Starting/ending date: 01/04/2009-31/03/2012
Financing: 274.751 €
Dr S. Somarakis, Marine Biological Resources
Assessing the causes and developing measures to prevent the escape of fish from sea-cage aquaculture. The escape of fish from sea-cage aquaculture is perceived as a serious threat to natural biodiversity in Europe’s marine waters. Escaped fish may cause undesirable genetic effects in native populations through interbreeding, and ecological effects through predation, competition and the transfer of diseases to wild fish. Technical and operational failures of fish farming technology cause escapes.Cages break down in storms, wear and tear of the netting causes holes, and operational accidents lead to spills of fish. Sea-cage equipment is marketed and used across Europe, thus knowledge relevant to the culture of numerous species in diverse environments is required to produce robust equipment and implement risk adverse operations.

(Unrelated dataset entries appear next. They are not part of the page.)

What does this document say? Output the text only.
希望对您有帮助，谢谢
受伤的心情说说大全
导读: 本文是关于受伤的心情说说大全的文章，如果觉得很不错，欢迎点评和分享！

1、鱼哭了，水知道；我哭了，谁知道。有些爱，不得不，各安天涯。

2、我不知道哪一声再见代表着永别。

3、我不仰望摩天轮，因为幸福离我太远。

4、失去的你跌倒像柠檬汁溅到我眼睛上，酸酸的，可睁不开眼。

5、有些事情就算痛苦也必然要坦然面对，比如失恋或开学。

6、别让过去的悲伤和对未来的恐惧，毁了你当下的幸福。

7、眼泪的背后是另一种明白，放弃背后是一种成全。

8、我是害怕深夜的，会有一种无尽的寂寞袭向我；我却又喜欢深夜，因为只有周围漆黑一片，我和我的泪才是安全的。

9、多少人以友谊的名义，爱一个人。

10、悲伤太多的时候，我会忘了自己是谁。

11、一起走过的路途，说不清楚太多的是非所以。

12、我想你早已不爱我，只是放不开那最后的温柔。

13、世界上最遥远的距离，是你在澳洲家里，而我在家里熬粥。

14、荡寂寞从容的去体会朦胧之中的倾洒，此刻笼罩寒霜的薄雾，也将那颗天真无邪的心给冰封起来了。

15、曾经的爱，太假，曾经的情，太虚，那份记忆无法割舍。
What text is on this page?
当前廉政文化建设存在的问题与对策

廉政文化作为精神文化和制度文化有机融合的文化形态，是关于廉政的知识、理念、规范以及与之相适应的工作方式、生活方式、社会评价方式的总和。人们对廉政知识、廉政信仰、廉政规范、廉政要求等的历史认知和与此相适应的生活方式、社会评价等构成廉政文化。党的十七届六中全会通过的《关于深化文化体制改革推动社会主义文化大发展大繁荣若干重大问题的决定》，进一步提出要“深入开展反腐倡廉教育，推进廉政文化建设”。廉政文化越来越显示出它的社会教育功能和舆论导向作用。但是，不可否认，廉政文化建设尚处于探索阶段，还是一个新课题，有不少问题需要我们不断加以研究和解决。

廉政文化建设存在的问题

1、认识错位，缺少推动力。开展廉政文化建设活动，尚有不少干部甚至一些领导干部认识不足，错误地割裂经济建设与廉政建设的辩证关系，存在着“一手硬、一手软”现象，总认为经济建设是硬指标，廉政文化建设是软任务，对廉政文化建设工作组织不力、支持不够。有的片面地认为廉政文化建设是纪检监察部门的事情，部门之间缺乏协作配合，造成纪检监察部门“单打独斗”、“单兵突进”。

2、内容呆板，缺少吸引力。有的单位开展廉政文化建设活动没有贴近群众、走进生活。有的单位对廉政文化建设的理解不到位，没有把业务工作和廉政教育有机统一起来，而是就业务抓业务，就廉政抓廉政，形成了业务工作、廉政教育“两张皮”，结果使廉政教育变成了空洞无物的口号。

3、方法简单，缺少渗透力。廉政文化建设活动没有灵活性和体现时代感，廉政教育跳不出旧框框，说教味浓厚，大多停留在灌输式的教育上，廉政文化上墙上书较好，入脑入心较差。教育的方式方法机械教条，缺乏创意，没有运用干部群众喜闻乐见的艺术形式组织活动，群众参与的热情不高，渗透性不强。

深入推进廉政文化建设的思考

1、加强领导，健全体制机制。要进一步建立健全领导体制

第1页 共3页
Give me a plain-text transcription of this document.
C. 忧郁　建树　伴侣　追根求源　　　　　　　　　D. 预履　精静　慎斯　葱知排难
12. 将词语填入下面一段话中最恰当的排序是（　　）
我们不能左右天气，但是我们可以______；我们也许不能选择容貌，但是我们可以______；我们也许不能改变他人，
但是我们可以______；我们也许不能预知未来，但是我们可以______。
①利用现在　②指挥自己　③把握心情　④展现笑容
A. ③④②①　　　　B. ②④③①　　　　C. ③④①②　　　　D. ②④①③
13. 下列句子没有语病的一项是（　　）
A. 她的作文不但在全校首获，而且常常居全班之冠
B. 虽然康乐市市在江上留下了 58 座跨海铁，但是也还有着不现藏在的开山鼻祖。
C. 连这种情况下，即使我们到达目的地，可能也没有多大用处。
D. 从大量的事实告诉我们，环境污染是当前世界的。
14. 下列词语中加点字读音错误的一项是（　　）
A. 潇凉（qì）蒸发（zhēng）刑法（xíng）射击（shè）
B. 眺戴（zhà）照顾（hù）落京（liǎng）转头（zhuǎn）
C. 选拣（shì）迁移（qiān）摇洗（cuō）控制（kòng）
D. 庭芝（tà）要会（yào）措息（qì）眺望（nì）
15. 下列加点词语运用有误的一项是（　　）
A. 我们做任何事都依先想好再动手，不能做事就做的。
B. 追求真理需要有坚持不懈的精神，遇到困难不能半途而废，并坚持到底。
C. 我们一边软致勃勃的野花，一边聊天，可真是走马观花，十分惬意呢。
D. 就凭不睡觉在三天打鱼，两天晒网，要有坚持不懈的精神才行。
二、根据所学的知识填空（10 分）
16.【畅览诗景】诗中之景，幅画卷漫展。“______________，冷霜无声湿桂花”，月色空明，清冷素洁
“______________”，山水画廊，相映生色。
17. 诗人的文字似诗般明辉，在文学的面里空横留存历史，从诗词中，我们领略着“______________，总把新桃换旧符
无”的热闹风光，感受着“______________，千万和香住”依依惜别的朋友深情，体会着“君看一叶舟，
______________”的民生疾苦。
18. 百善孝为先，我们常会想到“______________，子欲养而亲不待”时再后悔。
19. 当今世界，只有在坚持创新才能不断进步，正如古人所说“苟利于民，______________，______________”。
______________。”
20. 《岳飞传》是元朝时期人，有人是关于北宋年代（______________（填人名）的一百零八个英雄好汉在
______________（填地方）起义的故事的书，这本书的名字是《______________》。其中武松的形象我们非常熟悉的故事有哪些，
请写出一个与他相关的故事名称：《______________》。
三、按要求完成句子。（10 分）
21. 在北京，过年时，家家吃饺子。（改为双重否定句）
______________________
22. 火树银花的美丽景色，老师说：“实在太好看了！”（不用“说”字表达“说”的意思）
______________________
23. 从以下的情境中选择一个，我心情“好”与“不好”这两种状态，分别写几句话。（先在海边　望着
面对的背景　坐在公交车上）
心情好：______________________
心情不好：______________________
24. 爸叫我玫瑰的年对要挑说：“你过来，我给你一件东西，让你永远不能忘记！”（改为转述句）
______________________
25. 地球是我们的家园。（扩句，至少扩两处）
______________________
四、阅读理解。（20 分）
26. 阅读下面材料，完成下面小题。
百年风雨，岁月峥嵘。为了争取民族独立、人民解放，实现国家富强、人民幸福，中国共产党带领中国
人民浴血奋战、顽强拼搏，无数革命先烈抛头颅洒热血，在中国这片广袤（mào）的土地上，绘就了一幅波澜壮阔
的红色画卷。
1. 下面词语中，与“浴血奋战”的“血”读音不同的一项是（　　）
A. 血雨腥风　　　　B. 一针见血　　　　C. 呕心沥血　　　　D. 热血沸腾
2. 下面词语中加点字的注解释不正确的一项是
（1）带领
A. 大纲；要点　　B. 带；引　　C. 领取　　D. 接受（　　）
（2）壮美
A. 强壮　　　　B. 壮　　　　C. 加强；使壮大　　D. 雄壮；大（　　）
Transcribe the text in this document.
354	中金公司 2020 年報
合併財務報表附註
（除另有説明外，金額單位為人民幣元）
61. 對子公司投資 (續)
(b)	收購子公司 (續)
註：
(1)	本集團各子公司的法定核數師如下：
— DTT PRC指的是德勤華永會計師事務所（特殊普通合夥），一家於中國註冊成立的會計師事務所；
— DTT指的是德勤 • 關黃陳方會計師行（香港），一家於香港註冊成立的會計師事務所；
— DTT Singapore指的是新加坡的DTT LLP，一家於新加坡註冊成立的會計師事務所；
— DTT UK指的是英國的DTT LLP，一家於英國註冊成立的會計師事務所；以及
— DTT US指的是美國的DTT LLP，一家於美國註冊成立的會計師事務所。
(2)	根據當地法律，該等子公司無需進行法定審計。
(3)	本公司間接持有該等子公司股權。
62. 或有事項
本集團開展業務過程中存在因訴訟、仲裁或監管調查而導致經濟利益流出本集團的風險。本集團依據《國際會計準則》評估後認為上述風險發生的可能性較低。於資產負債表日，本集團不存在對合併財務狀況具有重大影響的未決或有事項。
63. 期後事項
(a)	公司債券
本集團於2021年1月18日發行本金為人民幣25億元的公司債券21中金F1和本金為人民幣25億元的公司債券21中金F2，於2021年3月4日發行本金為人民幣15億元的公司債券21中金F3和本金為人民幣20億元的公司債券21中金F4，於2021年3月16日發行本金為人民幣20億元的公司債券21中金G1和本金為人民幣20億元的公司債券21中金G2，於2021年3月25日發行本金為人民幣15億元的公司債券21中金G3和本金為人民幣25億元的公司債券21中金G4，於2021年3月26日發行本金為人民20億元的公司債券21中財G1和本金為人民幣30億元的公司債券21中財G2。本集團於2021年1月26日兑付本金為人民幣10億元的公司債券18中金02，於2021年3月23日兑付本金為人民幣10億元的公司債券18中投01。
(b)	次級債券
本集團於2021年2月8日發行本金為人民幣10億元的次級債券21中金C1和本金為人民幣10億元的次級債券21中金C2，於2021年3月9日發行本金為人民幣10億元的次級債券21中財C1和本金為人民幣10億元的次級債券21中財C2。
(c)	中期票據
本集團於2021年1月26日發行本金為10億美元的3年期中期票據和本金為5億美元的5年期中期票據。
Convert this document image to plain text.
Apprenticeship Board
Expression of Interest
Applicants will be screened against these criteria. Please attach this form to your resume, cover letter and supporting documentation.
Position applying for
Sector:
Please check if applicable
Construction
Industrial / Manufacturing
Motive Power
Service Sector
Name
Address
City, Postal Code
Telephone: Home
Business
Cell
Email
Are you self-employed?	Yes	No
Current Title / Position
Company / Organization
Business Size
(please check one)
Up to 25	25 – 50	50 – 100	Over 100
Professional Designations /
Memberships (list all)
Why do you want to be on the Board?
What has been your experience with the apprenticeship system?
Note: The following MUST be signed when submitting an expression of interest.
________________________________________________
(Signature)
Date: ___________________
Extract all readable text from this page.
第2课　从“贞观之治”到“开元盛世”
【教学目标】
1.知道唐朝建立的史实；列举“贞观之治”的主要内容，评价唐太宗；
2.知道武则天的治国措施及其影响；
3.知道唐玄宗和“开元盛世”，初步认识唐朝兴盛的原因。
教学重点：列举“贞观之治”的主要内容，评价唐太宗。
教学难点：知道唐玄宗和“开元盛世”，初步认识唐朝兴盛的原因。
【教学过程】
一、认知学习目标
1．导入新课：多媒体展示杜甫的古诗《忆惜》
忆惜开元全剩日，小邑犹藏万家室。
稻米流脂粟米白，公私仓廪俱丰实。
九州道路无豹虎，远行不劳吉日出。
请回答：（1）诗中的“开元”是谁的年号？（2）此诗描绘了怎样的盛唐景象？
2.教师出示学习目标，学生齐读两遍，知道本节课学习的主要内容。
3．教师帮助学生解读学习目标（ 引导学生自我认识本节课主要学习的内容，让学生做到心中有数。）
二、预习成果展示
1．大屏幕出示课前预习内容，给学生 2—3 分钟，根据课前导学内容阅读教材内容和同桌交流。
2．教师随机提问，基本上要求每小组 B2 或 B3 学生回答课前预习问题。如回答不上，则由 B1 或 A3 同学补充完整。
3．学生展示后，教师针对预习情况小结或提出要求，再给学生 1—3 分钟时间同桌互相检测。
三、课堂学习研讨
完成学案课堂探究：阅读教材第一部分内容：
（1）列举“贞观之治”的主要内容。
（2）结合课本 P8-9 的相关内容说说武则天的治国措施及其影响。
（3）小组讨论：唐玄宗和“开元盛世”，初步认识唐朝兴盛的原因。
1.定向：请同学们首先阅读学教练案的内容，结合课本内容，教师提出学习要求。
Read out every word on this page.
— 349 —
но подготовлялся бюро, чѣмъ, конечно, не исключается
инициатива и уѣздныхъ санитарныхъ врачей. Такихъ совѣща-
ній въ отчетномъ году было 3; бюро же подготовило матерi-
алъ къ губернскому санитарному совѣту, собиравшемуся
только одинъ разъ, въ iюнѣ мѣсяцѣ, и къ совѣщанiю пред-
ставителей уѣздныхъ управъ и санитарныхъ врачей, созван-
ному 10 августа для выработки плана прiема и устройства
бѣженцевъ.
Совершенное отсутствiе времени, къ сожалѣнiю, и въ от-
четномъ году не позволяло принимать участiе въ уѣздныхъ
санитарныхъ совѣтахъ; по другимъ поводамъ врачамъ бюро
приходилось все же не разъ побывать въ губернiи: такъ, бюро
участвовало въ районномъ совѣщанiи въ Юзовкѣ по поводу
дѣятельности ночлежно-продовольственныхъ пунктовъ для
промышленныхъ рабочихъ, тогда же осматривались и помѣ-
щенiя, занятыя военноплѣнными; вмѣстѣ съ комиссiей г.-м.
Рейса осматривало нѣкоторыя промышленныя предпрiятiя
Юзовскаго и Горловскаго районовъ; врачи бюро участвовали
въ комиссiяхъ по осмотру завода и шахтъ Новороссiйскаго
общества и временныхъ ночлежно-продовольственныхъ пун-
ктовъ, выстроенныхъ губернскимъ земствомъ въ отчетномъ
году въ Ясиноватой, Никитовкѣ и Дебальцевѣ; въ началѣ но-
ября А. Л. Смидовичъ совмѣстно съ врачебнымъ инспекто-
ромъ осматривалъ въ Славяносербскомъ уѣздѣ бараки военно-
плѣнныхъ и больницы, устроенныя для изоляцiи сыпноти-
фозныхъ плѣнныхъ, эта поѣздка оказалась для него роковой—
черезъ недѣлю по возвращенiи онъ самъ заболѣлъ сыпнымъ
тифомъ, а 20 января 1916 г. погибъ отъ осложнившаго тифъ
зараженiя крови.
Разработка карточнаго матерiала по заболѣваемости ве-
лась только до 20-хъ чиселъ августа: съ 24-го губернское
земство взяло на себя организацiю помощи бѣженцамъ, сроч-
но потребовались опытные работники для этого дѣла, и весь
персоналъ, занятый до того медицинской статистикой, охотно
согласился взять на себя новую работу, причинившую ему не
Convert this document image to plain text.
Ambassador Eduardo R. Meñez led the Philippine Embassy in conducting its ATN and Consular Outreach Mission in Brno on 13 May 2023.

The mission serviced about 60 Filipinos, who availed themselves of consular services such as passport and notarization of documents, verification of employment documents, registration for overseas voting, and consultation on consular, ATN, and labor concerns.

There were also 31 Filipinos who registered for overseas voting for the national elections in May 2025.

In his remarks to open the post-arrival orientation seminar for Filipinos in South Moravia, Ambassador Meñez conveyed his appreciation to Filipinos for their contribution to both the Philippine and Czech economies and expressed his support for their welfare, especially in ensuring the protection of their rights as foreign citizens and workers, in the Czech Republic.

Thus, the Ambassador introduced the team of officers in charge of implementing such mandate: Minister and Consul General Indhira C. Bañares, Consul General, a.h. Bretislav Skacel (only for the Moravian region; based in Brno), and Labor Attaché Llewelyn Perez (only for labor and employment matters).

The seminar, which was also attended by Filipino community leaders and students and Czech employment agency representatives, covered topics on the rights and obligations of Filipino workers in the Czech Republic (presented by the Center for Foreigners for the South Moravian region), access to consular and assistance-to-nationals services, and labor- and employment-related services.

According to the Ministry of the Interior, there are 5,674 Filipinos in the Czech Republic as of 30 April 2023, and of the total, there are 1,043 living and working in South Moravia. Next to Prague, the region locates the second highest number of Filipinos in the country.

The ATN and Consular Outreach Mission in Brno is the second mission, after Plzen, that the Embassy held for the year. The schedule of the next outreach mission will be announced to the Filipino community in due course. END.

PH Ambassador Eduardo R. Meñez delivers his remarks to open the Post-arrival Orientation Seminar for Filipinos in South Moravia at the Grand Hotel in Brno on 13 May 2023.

The Prevent Escape project will conduct and integrate biological and technological research on a pan-European scale to improve recommendations and guidelines for aquaculture technologies and operational strategies that reduce escape events. Through research focused on sea-cages and their immediate surrounds, we will assess technical and operational causes of escape incidents, assess the extent of escapes of reproductive gametes and fish, determine the inherent behaviours that pre-dispose certain species of fish towards a higher probability of escaping, and document the dispersal of escapees to develop and test recapture strategies.
Information from these components of the project will feed into research specifically aimed at benchmarking the performance of equipment under farming conditions and thereby improving operations and equipment production, and advancing national and international standards for the design, construction and use of aquaculture equipment. These key pieces of information, when added to existing knowledge, will allow determination of practical, implementable measures to prevent escapes and mitigate the effects of escapees.
If prevention and mitigation are more successful, genetic and ecological impacts should diminish.